Después de la boda de los siglos —por la suma de edades de los contrayentes—, el país reposa en brazos de la mujer más madura. En el que será posiblemente su último matrimonio, Cayetana Alba se consagra como la princesa del pueblo, la nueva Lady Di. Lady Díez, en el idioma que nos ocupa. En honor de la macroduquesa española, no está tan apergaminada como el original, ni comparte el ensimismamiento abúlico de la garza británica. Además, nos ha concedido una tregua del inenarrable Rajoy-Rubalcaba. En un oscuro rincón de La Zarzuela, la princesa Letizia se interroga —no puede compartir sus cuitas, carece de interlocutores a su altura— sobre los trucos de Cayetana para subyugar a la opinión pública. Cuando la futura reina le traslade a su cirujano la zozobra por el afloramiento de una competidora, su coyuntura facial se trasladará de hermana de Rania a prima hermana de la duquesa de Alba.

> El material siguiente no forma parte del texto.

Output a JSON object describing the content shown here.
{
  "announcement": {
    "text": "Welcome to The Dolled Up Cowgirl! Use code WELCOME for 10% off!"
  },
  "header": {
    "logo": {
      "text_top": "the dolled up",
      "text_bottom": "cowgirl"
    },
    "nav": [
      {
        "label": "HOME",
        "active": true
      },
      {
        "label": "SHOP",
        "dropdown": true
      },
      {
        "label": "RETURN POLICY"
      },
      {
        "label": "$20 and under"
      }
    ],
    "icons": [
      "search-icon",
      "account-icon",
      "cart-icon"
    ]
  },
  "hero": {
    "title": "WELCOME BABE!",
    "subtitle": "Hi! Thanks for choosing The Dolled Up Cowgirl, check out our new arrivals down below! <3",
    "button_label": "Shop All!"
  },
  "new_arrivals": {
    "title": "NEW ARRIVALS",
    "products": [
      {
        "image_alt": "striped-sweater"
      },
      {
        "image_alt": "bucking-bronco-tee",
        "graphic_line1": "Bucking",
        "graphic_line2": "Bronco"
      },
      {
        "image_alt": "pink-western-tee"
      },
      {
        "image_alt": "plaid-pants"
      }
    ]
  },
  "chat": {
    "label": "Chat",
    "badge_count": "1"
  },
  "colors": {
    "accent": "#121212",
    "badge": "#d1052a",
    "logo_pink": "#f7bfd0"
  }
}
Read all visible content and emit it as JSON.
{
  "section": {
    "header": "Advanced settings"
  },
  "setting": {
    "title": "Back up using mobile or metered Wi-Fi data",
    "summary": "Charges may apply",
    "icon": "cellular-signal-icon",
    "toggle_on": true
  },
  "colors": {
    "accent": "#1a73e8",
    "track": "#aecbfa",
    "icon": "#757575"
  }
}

Lady Díez y su súbdito se casan a una edad en la que ya no pueden tener hijos, sólo nietos. Dado que todas las bodas son estéticamente reprobables y acaban mal, cabe reseñar el entusiasmo de la duquesa por limpiar su árbol genealógico de adherencias de sangre azul. El descrédito de la aristocracia ha llegado al extremo de que ni sus miembros se esclavizarían en matrimonio con alguien de su misma confesión nobiliaria. Pregunte en la misma Zarzuela de antes.

La clave de una boda consiste en elegir al cónyuge que más incomode a sus suegros —otra vez La Zarzuela—. Sin embargo, Lady Díez ha concebido su enésimo asalto matrimonial como una provocación a sus hijos. Debió limitarse al enlace nupcial, sin incurrir en el lamentable vicio plebeyo del enamoramiento. Nada desluce tanto una ceremonia como el amor, por volandero que sea. Que lo es.